Third-Party Package Updates in Splunk AppDynamics Cluster Agent - May 2026
Advisory ID: SVD-2026-0510
CVE ID: Multiple
Published: 2026-05-20
Last Update: 2026-05-20
Description
Splunk remedied common vulnerabilities and exposures (CVEs) in Third Party Packages in Splunk AppDynamics Cluster Agent version 26.4.0, and higher, including the following:
| Package | Remediation | CVE | Severity |
|---|---|---|---|
| golang1 | Upgraded to version 1.26.2 | Multiple | Critical |
| grpc-go | Upgraded from version 1.72.2 to version 1.79.3 | CVE-2026-33186 | Critical |
| openssl2 | Upgraded to version 3.5.1-7 | Multiple | Critical |
| spdystream | Upgraded from version 0.5.0 to version 0.5.1 | CVE-2026-35469 | High |
| musl3 | Upgraded to version 1.2.5-r23 | Multiple | High |
| curl | Upgraded from version 7.76.1-34 to version 7.76.1-35 | CVE-2025-9086 | High |
| libarchive | Upgraded from version 3.5.3-6 to version 3.5.3-7 | CVE-2026-4111 | High |
| gnupg | Upgraded from version 2.3.3-4 to version 2.3.3-5 | CVE-2025-68973 | High |
| gnutls4 | Upgraded to version 3.8.3-10 | Multiple | Medium |
1 Upgraded golang from version 1.25.5 to version 1.26.2 to remedy CVE-2025-61726, CVE-2025-61728, CVE-2025-61730, CVE-2025-61731, CVE-2025-61732, CVE-2025-68119, CVE-2025-68121, CVE-2026-25679, CVE-2026-27139, CVE-2026-27140, CVE-2026-27142, CVE-2026-27143, CVE-2026-27144, CVE-2026-32280, CVE-2026-32281, CVE-2026-32282, CVE-2026-32283, CVE-2026-32288, CVE-2026-32289, and CVE-2026-33810.

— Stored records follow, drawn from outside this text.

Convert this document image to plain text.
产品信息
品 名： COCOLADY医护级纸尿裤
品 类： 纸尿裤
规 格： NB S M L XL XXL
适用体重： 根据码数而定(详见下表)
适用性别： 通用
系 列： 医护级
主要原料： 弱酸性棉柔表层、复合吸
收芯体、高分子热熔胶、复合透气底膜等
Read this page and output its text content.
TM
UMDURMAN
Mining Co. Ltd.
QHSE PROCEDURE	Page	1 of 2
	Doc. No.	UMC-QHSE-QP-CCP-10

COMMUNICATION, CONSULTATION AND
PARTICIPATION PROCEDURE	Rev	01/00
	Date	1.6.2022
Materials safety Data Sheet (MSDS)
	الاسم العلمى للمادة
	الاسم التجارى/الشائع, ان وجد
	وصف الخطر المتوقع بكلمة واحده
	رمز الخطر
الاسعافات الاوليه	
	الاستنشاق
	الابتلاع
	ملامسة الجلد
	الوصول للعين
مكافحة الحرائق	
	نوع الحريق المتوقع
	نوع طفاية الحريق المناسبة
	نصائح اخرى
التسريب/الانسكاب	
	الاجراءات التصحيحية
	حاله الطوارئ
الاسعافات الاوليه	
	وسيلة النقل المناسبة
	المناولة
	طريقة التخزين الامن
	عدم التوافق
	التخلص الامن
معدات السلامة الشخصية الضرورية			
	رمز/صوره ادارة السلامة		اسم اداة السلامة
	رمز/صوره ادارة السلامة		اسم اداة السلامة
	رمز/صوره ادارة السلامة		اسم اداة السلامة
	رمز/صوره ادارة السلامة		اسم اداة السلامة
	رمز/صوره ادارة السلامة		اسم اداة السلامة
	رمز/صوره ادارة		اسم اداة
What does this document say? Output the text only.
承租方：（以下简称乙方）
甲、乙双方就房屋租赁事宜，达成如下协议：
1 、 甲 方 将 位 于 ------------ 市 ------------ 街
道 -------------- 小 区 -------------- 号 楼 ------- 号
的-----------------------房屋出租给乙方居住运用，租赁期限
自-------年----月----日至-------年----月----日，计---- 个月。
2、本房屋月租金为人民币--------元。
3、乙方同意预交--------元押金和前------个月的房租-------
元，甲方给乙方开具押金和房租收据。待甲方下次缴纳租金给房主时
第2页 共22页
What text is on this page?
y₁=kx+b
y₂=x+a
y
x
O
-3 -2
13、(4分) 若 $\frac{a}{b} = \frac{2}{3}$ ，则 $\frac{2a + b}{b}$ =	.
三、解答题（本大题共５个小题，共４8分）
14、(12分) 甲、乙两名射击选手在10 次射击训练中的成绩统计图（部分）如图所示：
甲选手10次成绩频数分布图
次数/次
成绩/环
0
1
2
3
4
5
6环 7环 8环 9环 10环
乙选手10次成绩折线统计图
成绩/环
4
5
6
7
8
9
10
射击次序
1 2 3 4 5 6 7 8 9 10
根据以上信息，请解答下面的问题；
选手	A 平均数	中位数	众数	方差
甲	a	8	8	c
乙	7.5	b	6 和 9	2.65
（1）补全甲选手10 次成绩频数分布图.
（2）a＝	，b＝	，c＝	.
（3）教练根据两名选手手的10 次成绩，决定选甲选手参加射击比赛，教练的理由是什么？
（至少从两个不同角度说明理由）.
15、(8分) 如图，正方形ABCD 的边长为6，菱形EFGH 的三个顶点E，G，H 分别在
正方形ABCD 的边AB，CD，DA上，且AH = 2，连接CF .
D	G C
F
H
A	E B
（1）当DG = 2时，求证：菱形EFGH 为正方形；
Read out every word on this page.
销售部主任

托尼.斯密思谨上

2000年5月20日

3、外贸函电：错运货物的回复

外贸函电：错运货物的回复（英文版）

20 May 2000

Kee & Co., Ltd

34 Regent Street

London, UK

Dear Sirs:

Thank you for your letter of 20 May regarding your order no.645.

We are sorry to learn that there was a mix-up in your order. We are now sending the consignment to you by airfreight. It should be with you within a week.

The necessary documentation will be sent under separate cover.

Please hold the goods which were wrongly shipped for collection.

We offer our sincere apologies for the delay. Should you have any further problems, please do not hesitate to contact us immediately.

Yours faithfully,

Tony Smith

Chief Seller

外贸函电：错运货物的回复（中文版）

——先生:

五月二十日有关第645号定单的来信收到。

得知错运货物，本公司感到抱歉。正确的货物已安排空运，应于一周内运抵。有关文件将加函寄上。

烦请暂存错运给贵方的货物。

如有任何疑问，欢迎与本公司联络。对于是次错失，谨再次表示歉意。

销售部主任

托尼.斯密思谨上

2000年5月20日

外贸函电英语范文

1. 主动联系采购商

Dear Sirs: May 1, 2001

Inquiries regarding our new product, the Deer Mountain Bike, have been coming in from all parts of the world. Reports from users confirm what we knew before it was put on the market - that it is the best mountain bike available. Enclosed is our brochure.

2 Upgraded openssl from version 3.5.1-4 to version 3.5.1-7 to remedy CVE-2025-11187, CVE-2025-15467, CVE-2025-15468, CVE-2025-66199, CVE-2025-68160, CVE-2025-69418, CVE-2025-69419, CVE-2025-69420, CVE-2025-69421, CVE-2026-22795, and CVE-2026-22796.
3 Upgraded musl from version 1.2.5-r10 to version 1.2.5-r23 to remedy CVE-2026-40200 and CVE-2026-6042.
4 Upgraded gnutls from version 3.8.3-9 to version 3.8.3-10 to remedy CVE-2025-14831, and CVE-2025-9820.
Solution
Upgrade Splunk AppDynamics Cluster Agent to version 26.4.0 or higher.
Product Status
| Product | Base Version | Affected Version | Fix Version |
|---|---|---|---|
| Splunk AppDynamics Cluster Agent | 26.4 | Below 26.4.0 | 26.4.0 |
Severity
For the CVEs in this list, Splunk adopted the vendor’s severity rating or the National Vulnerability Database (NVD) common vulnerability scoring system (CVSS) rating, as available.